Rubrics – Making Subjective Objective

When you need to make a decision or an evaluation, it is vitally important to have a tool that can guide your decision making process and be the means of obtaining an objective ranking for each of the possible outcomes. Many people have systems or even build tools that can help with such choices. Others rely on a simple binary based “pro” and “con” list. Educators know the power of making a good rubric. Using a rubric provides you with an objective path over a subjective terrain.

[Dark street with bright yellow stripes on the side and a person in dark clothing walking across it.]
[Dark street with bright yellow stripes on the side and a person in dark clothing walking across it.]

Rubric: A guide listing specific criteria for grading or scoring academic papers, projects, or tests

Merriam-Webster’s Dictionary

When I use the term “rubric” at work, I see many people do that head tilt- “dog look” thing to me — “Huh?” Rubrics are very familiar to educators. Nearly all teachers get trained to use a rubric as a means of setting expectations for an assignment and to make subjective grading far less so. The Berkeley Center for Education has a good overview of rubrics, defining them, and providing samples.
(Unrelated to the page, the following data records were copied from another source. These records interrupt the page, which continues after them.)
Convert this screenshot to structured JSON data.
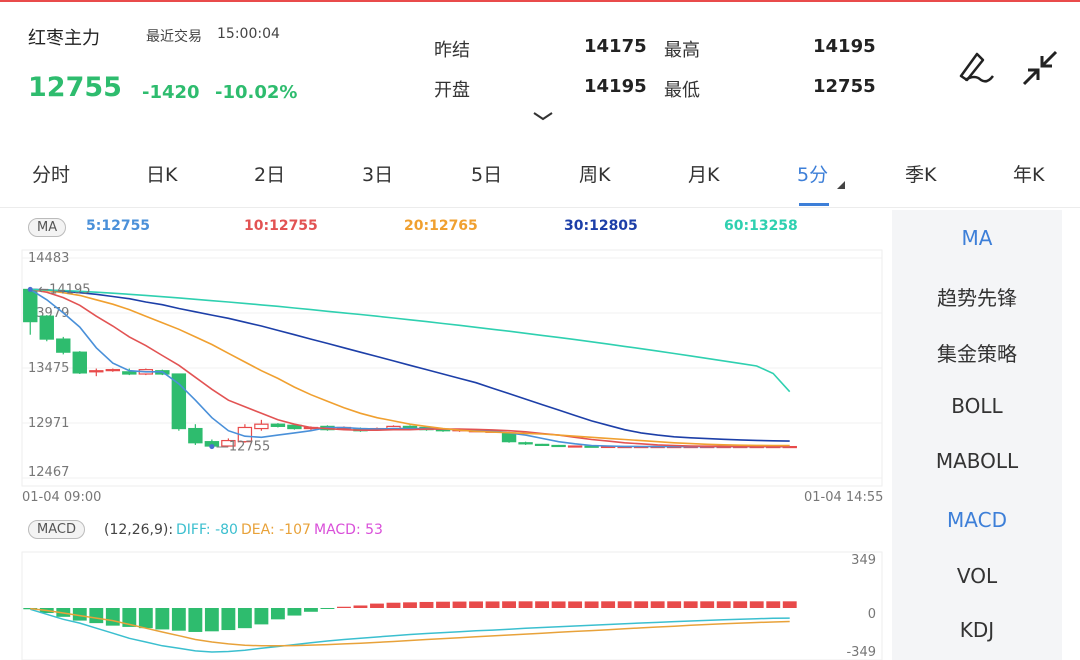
{
  "quote": {
    "name": "红枣主力",
    "trade_label": "最近交易",
    "trade_time": "15:00:04",
    "price": "12755",
    "change": "-1420",
    "change_pct": "-10.02%",
    "prev_settle_label": "昨结",
    "prev_settle": "14175",
    "open_label": "开盘",
    "open": "14195",
    "high_label": "最高",
    "high": "14195",
    "low_label": "最低",
    "low": "12755"
  },
  "tabs": [
    "分时",
    "日K",
    "2日",
    "3日",
    "5日",
    "周K",
    "月K",
    "5分",
    "季K",
    "年K"
  ],
  "active_tab": "5分",
  "ma_bar": {
    "pill": "MA",
    "ma5": "5:12755",
    "ma10": "10:12755",
    "ma20": "20:12765",
    "ma30": "30:12805",
    "ma60": "60:13258"
  },
  "main_indicators": [
    "MA",
    "趋势先锋",
    "集金策略",
    "BOLL",
    "MABOLL"
  ],
  "sub_indicators": [
    "MACD",
    "VOL",
    "KDJ"
  ],
  "macd_bar": {
    "pill": "MACD",
    "params": "(12,26,9):",
    "diff": "DIFF: -80",
    "dea": "DEA: -107",
    "macd": "MACD: 53"
  },
  "axis": {
    "price_ticks": [
      "14483",
      "13979",
      "13475",
      "12971",
      "12467"
    ],
    "max_marker": "14195",
    "min_marker": "12755",
    "time_start": "01-04 09:00",
    "time_end": "01-04 14:55",
    "macd_ticks": [
      "349",
      "0",
      "-349"
    ]
  },
  "colors": {
    "up": "#e84a4a",
    "down": "#2ebc6e",
    "ma5": "#4a90d9",
    "ma10": "#e25353",
    "ma20": "#f0a030",
    "ma30": "#1d3fa8",
    "ma60": "#2fd0b0",
    "diff": "#3bbfcf",
    "dea": "#e8a23a",
    "macd": "#d94fd9",
    "accent": "#3d7fd8"
  },
  "chart_data": [
    {
      "type": "candlestick",
      "x_range": [
        "01-04 09:00",
        "01-04 14:55"
      ],
      "ylim": [
        12467,
        14483
      ],
      "candles": [
        {
          "o": 14195,
          "c": 13900,
          "h": 14195,
          "l": 13780
        },
        {
          "o": 13950,
          "c": 13740,
          "h": 13960,
          "l": 13720
        },
        {
          "o": 13740,
          "c": 13620,
          "h": 13760,
          "l": 13600
        },
        {
          "o": 13620,
          "c": 13430,
          "h": 13630,
          "l": 13420
        },
        {
          "o": 13440,
          "c": 13450,
          "h": 13470,
          "l": 13400
        },
        {
          "o": 13460,
          "c": 13460,
          "h": 13470,
          "l": 13440
        },
        {
          "o": 13440,
          "c": 13420,
          "h": 13470,
          "l": 13410
        },
        {
          "o": 13420,
          "c": 13460,
          "h": 13470,
          "l": 13410
        },
        {
          "o": 13450,
          "c": 13420,
          "h": 13460,
          "l": 13410
        },
        {
          "o": 13420,
          "c": 12920,
          "h": 13420,
          "l": 12900
        },
        {
          "o": 12920,
          "c": 12790,
          "h": 12960,
          "l": 12770
        },
        {
          "o": 12800,
          "c": 12760,
          "h": 12820,
          "l": 12755
        },
        {
          "o": 12760,
          "c": 12810,
          "h": 12830,
          "l": 12755
        },
        {
          "o": 12800,
          "c": 12930,
          "h": 12960,
          "l": 12790
        },
        {
          "o": 12920,
          "c": 12960,
          "h": 13000,
          "l": 12900
        },
        {
          "o": 12960,
          "c": 12940,
          "h": 12970,
          "l": 12930
        },
        {
          "o": 12950,
          "c": 12920,
          "h": 12960,
          "l": 12910
        },
        {
          "o": 12920,
          "c": 12930,
          "h": 12940,
          "l": 12900
        },
        {
          "o": 12940,
          "c": 12910,
          "h": 12950,
          "l": 12900
        },
        {
          "o": 12920,
          "c": 12930,
          "h": 12940,
          "l": 12910
        },
        {
          "o": 12920,
          "c": 12900,
          "h": 12930,
          "l": 12890
        },
        {
          "o": 12910,
          "c": 12920,
          "h": 12930,
          "l": 12900
        },
        {
          "o": 12920,
          "c": 12940,
          "h": 12950,
          "l": 12910
        },
        {
          "o": 12940,
          "c": 12930,
          "h": 12950,
          "l": 12920
        },
        {
          "o": 12930,
          "c": 12910,
          "h": 12940,
          "l": 12900
        },
        {
          "o": 12910,
          "c": 12900,
          "h": 12920,
          "l": 12890
        },
        {
          "o": 12900,
          "c": 12910,
          "h": 12920,
          "l": 12890
        },
        {
          "o": 12900,
          "c": 12900,
          "h": 12910,
          "l": 12890
        },
        {
          "o": 12895,
          "c": 12895,
          "h": 12905,
          "l": 12885
        },
        {
          "o": 12880,
          "c": 12800,
          "h": 12890,
          "l": 12790
        },
        {
          "o": 12790,
          "c": 12780,
          "h": 12800,
          "l": 12770
        },
        {
          "o": 12775,
          "c": 12770,
          "h": 12780,
          "l": 12765
        },
        {
          "o": 12765,
          "c": 12760,
          "h": 12770,
          "l": 12755
        },
        {
          "o": 12760,
          "c": 12760,
          "h": 12765,
          "l": 12755
        },
        {
          "o": 12758,
          "c": 12757,
          "h": 12760,
          "l": 12755
        },
        {
          "o": 12756,
          "c": 12756,
          "h": 12758,
          "l": 12755
        },
        {
          "o": 12755,
          "c": 12755,
          "h": 12756,
          "l": 12755
        },
        {
          "o": 12755,
          "c": 12755,
          "h": 12755,
          "l": 12755
        },
        {
          "o": 12755,
          "c": 12755,
          "h": 12755,
          "l": 12755
        },
        {
          "o": 12755,
          "c": 12755,
          "h": 12755,
          "l": 12755
        },
        {
          "o": 12755,
          "c": 12755,
          "h": 12755,
          "l": 12755
        },
        {
          "o": 12755,
          "c": 12755,
          "h": 12755,
          "l": 12755
        },
        {
          "o": 12755,
          "c": 12755,
          "h": 12755,
          "l": 12755
        },
        {
          "o": 12755,
          "c": 12755,
          "h": 12755,
          "l": 12755
        },
        {
          "o": 12755,
          "c": 12755,
          "h": 12755,
          "l": 12755
        },
        {
          "o": 12755,
          "c": 12755,
          "h": 12755,
          "l": 12755
        },
        {
          "o": 12755,
          "c": 12755,
          "h": 12755,
          "l": 12755
        }
      ],
      "ma_lines": [
        {
          "name": "MA5",
          "values": [
            14195,
            14100,
            13980,
            13850,
            13660,
            13520,
            13450,
            13440,
            13440,
            13330,
            13180,
            13020,
            12900,
            12850,
            12840,
            12860,
            12880,
            12900,
            12930,
            12930,
            12920,
            12915,
            12920,
            12920,
            12920,
            12915,
            12910,
            12905,
            12900,
            12880,
            12860,
            12830,
            12800,
            12780,
            12765,
            12760,
            12757,
            12756,
            12755,
            12755,
            12755,
            12755,
            12755,
            12755,
            12755,
            12755,
            12755
          ]
        },
        {
          "name": "MA10",
          "values": [
            14195,
            14170,
            14120,
            14050,
            13950,
            13860,
            13760,
            13680,
            13590,
            13500,
            13390,
            13280,
            13180,
            13120,
            13060,
            13000,
            12960,
            12930,
            12920,
            12910,
            12905,
            12905,
            12910,
            12910,
            12915,
            12915,
            12915,
            12912,
            12908,
            12900,
            12890,
            12875,
            12860,
            12840,
            12820,
            12805,
            12790,
            12780,
            12770,
            12765,
            12760,
            12758,
            12757,
            12756,
            12755,
            12755,
            12755
          ]
        },
        {
          "name": "MA20",
          "values": [
            14195,
            14185,
            14165,
            14140,
            14100,
            14060,
            14010,
            13950,
            13890,
            13830,
            13760,
            13690,
            13610,
            13530,
            13450,
            13380,
            13300,
            13230,
            13170,
            13110,
            13060,
            13020,
            12990,
            12960,
            12940,
            12920,
            12905,
            12895,
            12888,
            12882,
            12876,
            12870,
            12860,
            12850,
            12840,
            12830,
            12820,
            12810,
            12800,
            12790,
            12782,
            12776,
            12771,
            12768,
            12766,
            12765,
            12765
          ]
        },
        {
          "name": "MA30",
          "values": [
            14195,
            14192,
            14180,
            14165,
            14150,
            14130,
            14110,
            14080,
            14055,
            14020,
            13990,
            13960,
            13930,
            13895,
            13860,
            13820,
            13780,
            13740,
            13700,
            13660,
            13620,
            13580,
            13540,
            13500,
            13460,
            13420,
            13380,
            13340,
            13290,
            13240,
            13190,
            13140,
            13090,
            13040,
            12990,
            12950,
            12910,
            12880,
            12860,
            12845,
            12835,
            12828,
            12822,
            12816,
            12812,
            12808,
            12805
          ]
        },
        {
          "name": "MA60",
          "values": [
            14195,
            14190,
            14185,
            14178,
            14170,
            14160,
            14150,
            14140,
            14128,
            14117,
            14105,
            14092,
            14080,
            14067,
            14053,
            14040,
            14025,
            14010,
            13995,
            13980,
            13965,
            13950,
            13933,
            13917,
            13900,
            13883,
            13866,
            13848,
            13830,
            13812,
            13793,
            13774,
            13755,
            13735,
            13715,
            13694,
            13673,
            13652,
            13630,
            13608,
            13586,
            13563,
            13540,
            13517,
            13493,
            13425,
            13258
          ]
        }
      ]
    },
    {
      "type": "bar",
      "title": "MACD",
      "ylim": [
        -349,
        349
      ],
      "macd": [
        -10,
        -40,
        -70,
        -100,
        -120,
        -140,
        -150,
        -160,
        -170,
        -180,
        -190,
        -185,
        -175,
        -160,
        -130,
        -90,
        -60,
        -30,
        -5,
        10,
        20,
        35,
        42,
        45,
        48,
        50,
        51,
        52,
        52,
        53,
        53,
        53,
        52,
        52,
        52,
        53,
        53,
        53,
        53,
        53,
        53,
        53,
        53,
        53,
        53,
        53,
        53
      ],
      "diff": [
        -10,
        -50,
        -90,
        -120,
        -160,
        -200,
        -240,
        -270,
        -300,
        -320,
        -340,
        -349,
        -345,
        -335,
        -320,
        -305,
        -290,
        -275,
        -262,
        -250,
        -240,
        -230,
        -220,
        -210,
        -202,
        -195,
        -188,
        -181,
        -175,
        -168,
        -161,
        -155,
        -149,
        -143,
        -137,
        -131,
        -125,
        -119,
        -114,
        -108,
        -103,
        -98,
        -93,
        -89,
        -85,
        -82,
        -80
      ],
      "dea": [
        -5,
        -20,
        -40,
        -60,
        -80,
        -100,
        -130,
        -160,
        -190,
        -220,
        -250,
        -270,
        -285,
        -295,
        -300,
        -300,
        -298,
        -294,
        -290,
        -285,
        -280,
        -273,
        -266,
        -258,
        -250,
        -243,
        -236,
        -228,
        -221,
        -214,
        -207,
        -200,
        -193,
        -186,
        -179,
        -172,
        -165,
        -158,
        -151,
        -144,
        -137,
        -131,
        -125,
        -120,
        -115,
        -111,
        -107
      ]
    }
  ]
}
It defines a rubric as “a tool that articulates the expectations for an assignment by listing criteria, and for each criteria, describing levels of quality.”

Writing a rubric forces you to determine what are the objective outcomes you want to measure — your requirements and/or project goals — and to put these things into measurable categories. Determining what weight, if any, each of these items should carry is another way of defining what is important or critical to the definition of success.

Why hasn’t the work world outside of education considered this tool for other purposes? This seems like a huge opportunity to me. Making a good rubric is a way to identify goals, requirements, and expectations. It’s also a way to quantify what can often be qualitative in nature.

For the next big decision you have to make in your work world, consider using a rubric as the process of creating one will be a tremendous guide to achieving a successful outcome.

If you want to learn more about rubrics, the Cult of Pedagogy, a fantastic resource for educators, has many articles about creating and improving them. It would be a huge mistake to overlook what our best educators are doing to achieve successful outcomes.